Wer in diesen Gebieten verblieben sei, aus Tunnelschächten oder aus Gebäuden komme, werde untersucht, um zu klären, «wer Verbindungen zur Hamas hat und wer nicht». Man nehme alle fest und verhöre sie, erklärte Hagari. Derweil gehen auch in der südlichen Stadt Chan Junis, die als Hochburg der Hamas gilt, die Häuserkämpfe weiter.
Die Zahl der in dem von Israel abgeriegelten Küstengebiet getöteten Palästinenser ist seit Kriegsbeginn laut der von der Hamas kontrollierten Gesundheitsbehörde inzwischen auf 17.177 gestiegen. Die Zahl lässt sich gegenwärtig nicht prüfen, die UN und andere Beobachter weisen aber darauf hin, dass sich die Zahlen der Behörde in der Vergangenheit als insgesamt glaubwürdig herausgestellt hätten.
Israels Armee setzt Bombardement im Gazastreifen fort
Die israelische Armee hat ihr Bombardement von Zielen im Gazastreifen fortgesetzt. Im Laufe des vergangenen Tages seien etwa 450 Ziele am Boden, aus der Luft und vom Meer aus angegriffen worden, teilte die Armee am Freitagmorgen mit. Die Truppen seien weiter dabei, Tunnelschächte, Waffen und weitere Infrastruktur von Terroristen auszumachen und zu zerstören. In der Nacht seien zudem vom Meer aus Marine- und Geheimdienstkapazitäten der islamistischen Hamas mit Präzisionsmunition getroffen worden.
In der im Süden gelegenen Stadt Chan Junis, die als eine Hochburg der Hamas unter ihrem Chef Jihia al-Sinwar gilt, seien dessen Terroristen aus der Luft mit Präzisionsschlägen beschossen worden, hieß es. Die gezielten Schläge der Luftwaffe hätten zwei Stunden lang angedauert.
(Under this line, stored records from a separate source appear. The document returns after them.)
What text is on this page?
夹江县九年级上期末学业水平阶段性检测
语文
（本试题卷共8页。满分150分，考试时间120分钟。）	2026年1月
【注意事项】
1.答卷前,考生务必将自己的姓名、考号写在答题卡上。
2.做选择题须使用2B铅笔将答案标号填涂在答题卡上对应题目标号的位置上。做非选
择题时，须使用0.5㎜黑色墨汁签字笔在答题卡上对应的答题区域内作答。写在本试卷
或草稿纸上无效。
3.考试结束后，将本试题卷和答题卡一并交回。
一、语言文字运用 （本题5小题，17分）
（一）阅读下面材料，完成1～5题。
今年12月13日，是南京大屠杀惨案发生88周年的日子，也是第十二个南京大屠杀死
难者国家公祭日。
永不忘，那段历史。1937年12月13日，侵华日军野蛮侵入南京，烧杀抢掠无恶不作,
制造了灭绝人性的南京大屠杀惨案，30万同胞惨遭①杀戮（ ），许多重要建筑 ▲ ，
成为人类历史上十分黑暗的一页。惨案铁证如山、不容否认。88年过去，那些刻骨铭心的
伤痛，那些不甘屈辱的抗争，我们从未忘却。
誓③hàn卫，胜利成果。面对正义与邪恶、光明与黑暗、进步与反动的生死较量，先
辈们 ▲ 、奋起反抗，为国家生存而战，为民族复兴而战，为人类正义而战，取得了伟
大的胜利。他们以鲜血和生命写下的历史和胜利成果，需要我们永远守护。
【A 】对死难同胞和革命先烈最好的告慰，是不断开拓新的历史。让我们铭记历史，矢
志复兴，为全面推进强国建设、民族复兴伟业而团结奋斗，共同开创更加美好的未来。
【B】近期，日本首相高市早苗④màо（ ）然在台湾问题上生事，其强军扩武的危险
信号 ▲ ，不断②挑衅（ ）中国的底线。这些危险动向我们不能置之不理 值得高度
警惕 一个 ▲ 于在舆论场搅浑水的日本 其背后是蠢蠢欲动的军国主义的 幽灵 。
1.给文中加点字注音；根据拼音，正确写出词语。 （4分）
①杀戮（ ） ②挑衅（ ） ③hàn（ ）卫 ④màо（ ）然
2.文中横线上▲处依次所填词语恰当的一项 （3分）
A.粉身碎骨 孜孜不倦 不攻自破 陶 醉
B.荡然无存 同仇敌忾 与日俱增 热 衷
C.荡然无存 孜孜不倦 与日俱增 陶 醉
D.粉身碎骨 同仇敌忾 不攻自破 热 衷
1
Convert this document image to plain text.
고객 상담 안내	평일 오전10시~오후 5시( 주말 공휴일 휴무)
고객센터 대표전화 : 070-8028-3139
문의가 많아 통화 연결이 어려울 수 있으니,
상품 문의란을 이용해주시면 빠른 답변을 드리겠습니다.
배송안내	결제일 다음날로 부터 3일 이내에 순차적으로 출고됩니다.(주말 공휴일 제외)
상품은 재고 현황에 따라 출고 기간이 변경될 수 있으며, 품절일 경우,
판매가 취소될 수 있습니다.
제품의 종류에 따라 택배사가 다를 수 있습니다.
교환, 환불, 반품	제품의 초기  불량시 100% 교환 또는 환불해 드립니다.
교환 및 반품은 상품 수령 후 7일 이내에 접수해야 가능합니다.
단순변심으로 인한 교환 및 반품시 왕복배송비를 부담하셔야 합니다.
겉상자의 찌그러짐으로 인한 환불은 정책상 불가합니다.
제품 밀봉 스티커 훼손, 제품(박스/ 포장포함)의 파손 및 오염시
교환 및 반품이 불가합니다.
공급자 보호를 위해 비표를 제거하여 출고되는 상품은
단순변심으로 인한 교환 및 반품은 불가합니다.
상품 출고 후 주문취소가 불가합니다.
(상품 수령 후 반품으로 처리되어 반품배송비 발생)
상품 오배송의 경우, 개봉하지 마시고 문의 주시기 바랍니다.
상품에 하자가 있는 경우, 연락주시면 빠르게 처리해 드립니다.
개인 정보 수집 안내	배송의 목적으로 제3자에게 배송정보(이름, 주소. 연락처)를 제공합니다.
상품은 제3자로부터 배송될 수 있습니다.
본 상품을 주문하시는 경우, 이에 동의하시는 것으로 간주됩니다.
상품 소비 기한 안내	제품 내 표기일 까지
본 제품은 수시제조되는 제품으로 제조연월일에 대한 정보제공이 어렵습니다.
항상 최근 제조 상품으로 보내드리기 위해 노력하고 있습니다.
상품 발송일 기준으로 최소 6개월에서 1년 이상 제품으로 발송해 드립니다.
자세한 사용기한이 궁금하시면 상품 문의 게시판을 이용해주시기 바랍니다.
USA verhängen Sanktionen wegen Huthi-Angriffen
Derweil hat die US-Regierung als Reaktion auf Angriffe gegen Handelsschiffe im Roten Meer durch die vom Iran unterstützten Huthi-Rebellen Sanktionen verhängt. Diese richteten sich gegen 13 Personen und Einrichtungen, denen die USA vorwerfen, die Huthis mit Geld aus dem Verkauf und Versand iranischer Waren zu versorgen, teilte das US-Außenministerium mit.
Was heute wichtig wird
Nach dem Drängen von UN-Generalsekretär António Guterres will sich der Weltsicherheitsrat erneut mit der Situation im Gazastreifen befassen. Die Sitzung sei für 16.00 Uhr MEZ angesetzt. Die Vereinigten Arabischen Emirate legten einen neuen Resolutionsentwurf mit der Forderung nach einem Waffenstillstand vor. Ähnliche Vorstöße waren jedoch bislang am Widerstand der USA gescheitert.